Frequently asked questions (JSON to SQL)

Does this tool support nested JSON objects?

Yes. Nested objects are flattened using dot notation — for example, {"address": {"city": "London"}} becomes a column named address_city. This keeps the SQL output fully tabular and compatible with standard relational databases.

Which SQL databases are supported?

You can generate SQL for MySQL (backtick identifiers), PostgreSQL (double-quote identifiers), and SQLite (standard unquoted syntax). The tool adjusts quoting, escaping, and data types automatically for each dialect.

Does it generate CREATE TABLE statements automatically?

Yes. Based on your JSON structure, the tool infers column names and appropriate SQL data types to generate a CREATE TABLE script. You can also choose to output only INSERT statements if the table already exists in your database.

Is my JSON data uploaded to a server?

No. The tool runs entirely in your browser. Your file never leaves your computer — it also works offline after the first page load.

How are JSON data types mapped to SQL types?

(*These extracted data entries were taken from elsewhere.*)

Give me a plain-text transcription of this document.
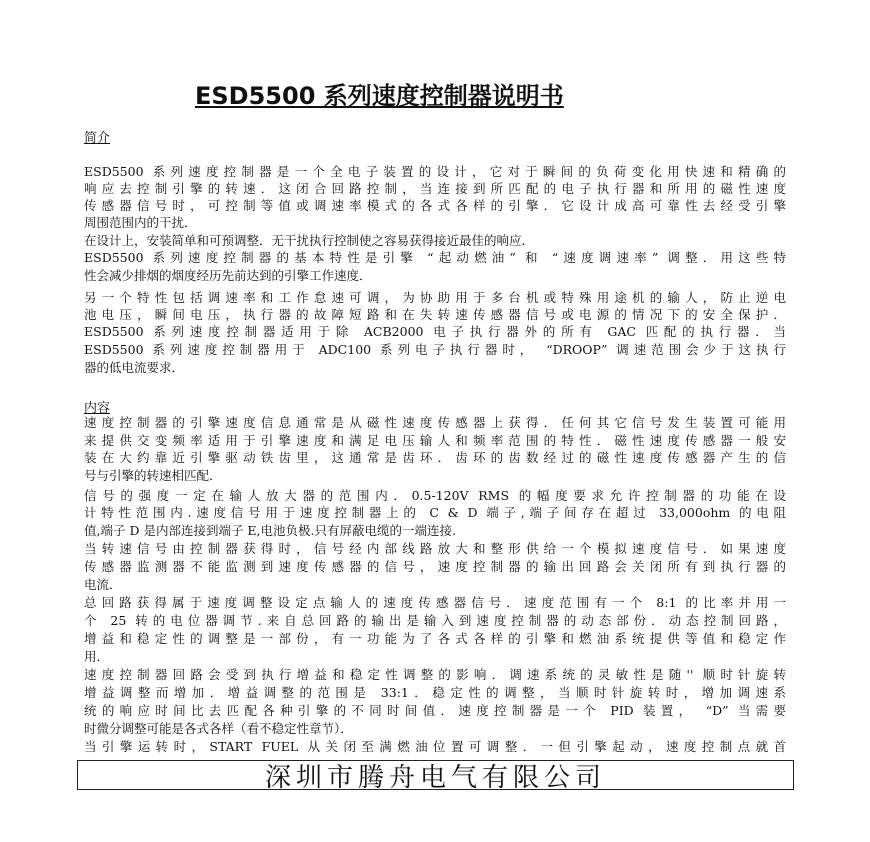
ESD5500 系列速度控制器说明书
简介
ESD5500 系列速度控制器是一个全电子装置的设计，它对于瞬间的负荷变化用快速和精确的
响应去控制引擎的转速．这闭合回路控制，当连接到所匹配的电子执行器和所用的磁性速度
传感器信号时，可控制等值或调速率模式的各式各样的引擎．它设计成高可靠性去经受引擎
周围范围内的干扰．
在设计上，安装简单和可预调整．无干扰执行控制使之容易获得接近最佳的响应．
ESD5500 系列速度控制器的基本特性是引擎 “起动燃油” 和 “速度调速率” 调整．用这些特
性会减少排烟的烟度经历先前达到的引擎工作速度．
另一个特性包括调速率和工作怠速可调，为协助用于多台机或特殊用途机的输人，防止逆电
池电压，瞬间电压，执行器的故障短路和在失转速传感器信号或电源的情况下的安全保护．
ESD5500 系列速度控制器适用于除 ACB2000 电子执行器外的所有 GAC 匹配的执行器．当
ESD5500 系列速度控制器用于 ADC100 系列电子执行器时， “DROOP” 调速范围会少于这执行
器的低电流要求．
内容
速度控制器的引擎速度信息通常是从磁性速度传感器上获得．任何其它信号发生装置可能用
来提供交变频率适用于引擎速度和满足电压输人和频率范围的特性．磁性速度传感器一般安
装在大约靠近引擎驱动铁齿里，这通常是齿环．齿环的齿数经过的磁性速度传感器产生的信
号与引擎的转速相匹配．
信号的强度一定在输人放大器的范围内．0.5-120V RMS 的幅度要求允许控制器的功能在设
计特性范围内.速度信号用于速度控制器上的 C & D 端子,端子间存在超过 33,000ohm 的电阻
值,端子 D 是内部连接到端子 E,电池负极.只有屏蔽电缆的一端连接.
当转速信号由控制器获得时，信号经内部线路放大和整形供给一个模拟速度信号．如果速度
传感器监测器不能监测到速度传感器的信号，速度控制器的输出回路会关闭所有到执行器的
电流．
总回路获得属于速度调整设定点输人的速度传感器信号．速度范围有一个 8:1 的比率并用一
个 25 转的电位器调节.来自总回路的输出是输入到速度控制器的动态部份．动态控制回路，
增益和稳定性的调整是一部份，有一功能为了各式各样的引擎和燃油系统提供等值和稳定作
用．
速度控制器回路会受到执行增益和稳定性调整的影响．调速系统的灵敏性是随'' 顺时针旋转
增益调整而增加．增益调整的范围是 33:1．稳定性的调整，当顺时针旋转时，增加调速系
统的响应时间比去匹配各种引擎的不同时间值．速度控制器是一个 PID 装置， “D” 当需要
时微分调整可能是各式各样（看不稳定性章节）．
当引擎运转时，START FUEL 从关闭至满燃油位置可调整．一但引擎起动，速度控制点就首
深圳市腾舟电气有限公司
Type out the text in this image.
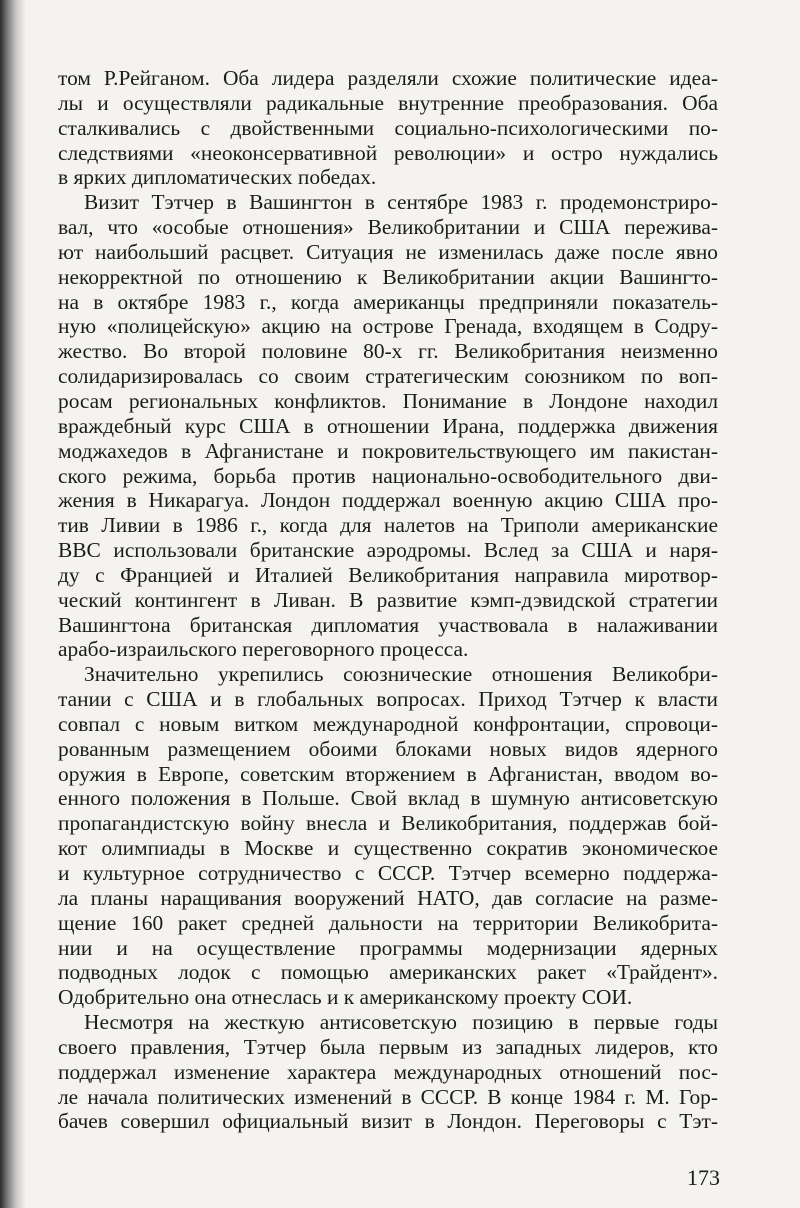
том Р.Рейганом. Оба лидера разделяли схожие политические идеа-
лы и осуществляли радикальные внутренние преобразования. Оба
сталкивались с двойственными социально-психологическими по-
следствиями «неоконсервативной революции» и остро нуждались
в ярких дипломатических победах.
Визит Тэтчер в Вашингтон в сентябре 1983 г. продемонстриро-
вал, что «особые отношения» Великобритании и США пережива-
ют наибольший расцвет. Ситуация не изменилась даже после явно
некорректной по отношению к Великобритании акции Вашингто-
на в октябре 1983 г., когда американцы предприняли показатель-
ную «полицейскую» акцию на острове Гренада, входящем в Содру-
жество. Во второй половине 80-х гг. Великобритания неизменно
солидаризировалась со своим стратегическим союзником по воп-
росам региональных конфликтов. Понимание в Лондоне находил
враждебный курс США в отношении Ирана, поддержка движения
моджахедов в Афганистане и покровительствующего им пакистан-
ского режима, борьба против национально-освободительного дви-
жения в Никарагуа. Лондон поддержал военную акцию США про-
тив Ливии в 1986 г., когда для налетов на Триполи американские
ВВС использовали британские аэродромы. Вслед за США и наря-
ду с Францией и Италией Великобритания направила миротвор-
ческий контингент в Ливан. В развитие кэмп-дэвидской стратегии
Вашингтона британская дипломатия участвовала в налаживании
арабо-израильского переговорного процесса.
Значительно укрепились союзнические отношения Великобри-
тании с США и в глобальных вопросах. Приход Тэтчер к власти
совпал с новым витком международной конфронтации, спровоци-
рованным размещением обоими блоками новых видов ядерного
оружия в Европе, советским вторжением в Афганистан, вводом во-
енного положения в Польше. Свой вклад в шумную антисоветскую
пропагандистскую войну внесла и Великобритания, поддержав бой-
кот олимпиады в Москве и существенно сократив экономическое
и культурное сотрудничество с СССР. Тэтчер всемерно поддержа-
ла планы наращивания вооружений НАТО, дав согласие на разме-
щение 160 ракет средней дальности на территории Великобрита-
нии и на осуществление программы модернизации ядерных
подводных лодок с помощью американских ракет «Трайдент».
Одобрительно она отнеслась и к американскому проекту СОИ.
Несмотря на жесткую антисоветскую позицию в первые годы
своего правления, Тэтчер была первым из западных лидеров, кто
поддержал изменение характера международных отношений пос-
ле начала политических изменений в СССР. В конце 1984 г. М. Гор-
бачев совершил официальный визит в Лондон. Переговоры с Тэт-
173
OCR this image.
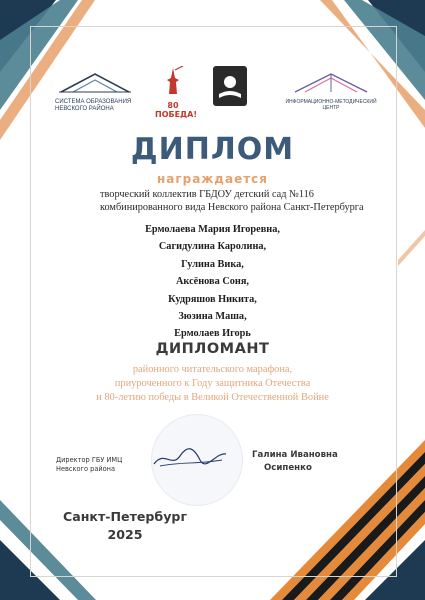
СИСТЕМА ОБРАЗОВАНИЯ НЕВСКОГО РАЙОНА	80 ПОБЕДА!
ИНФОРМАЦИОННО-МЕТОДИЧЕСКИЙ ЦЕНТР
ДИПЛОМ
награждается
творческий коллектив ГБДОУ детский сад №116 комбинированного вида Невского района Санкт-Петербурга
Ермолаева Мария Игоревна,
Сагидулина Каролина,
Гулина Вика,
Аксёнова Соня,
Кудряшов Никита,
Зюзина Маша,
Ермолаев Игорь
ДИПЛОМАНТ
районного читательского марафона,
приуроченного к Году защитника Отечества
и 80-летию победы в Великой Отечественной Войне
Директор ГБУ ИМЦ
Невского района
Галина Ивановна
Осипенко
Санкт-Петербург
2025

  • stringVARCHAR(255) or TEXT
  • number (integer) → INT
  • number (decimal) → DECIMAL
  • booleanBOOLEAN / TINYINT(1) (MySQL)
  • null → column allows NULL
  • arrayJSON type (MySQL 5.7+) or TEXT with serialized value

Can I customize the table name and column names?

Yes. The tool uses my_table as the default table name. You can edit the output directly before downloading. Column names are sanitised from JSON keys — spaces and special characters become underscores.

Is this JSON to SQL converter really free?

Yes, completely free. No hidden fees, no premium tiers, no watermarks. DataFrog believes essential developer tools should be accessible to everyone.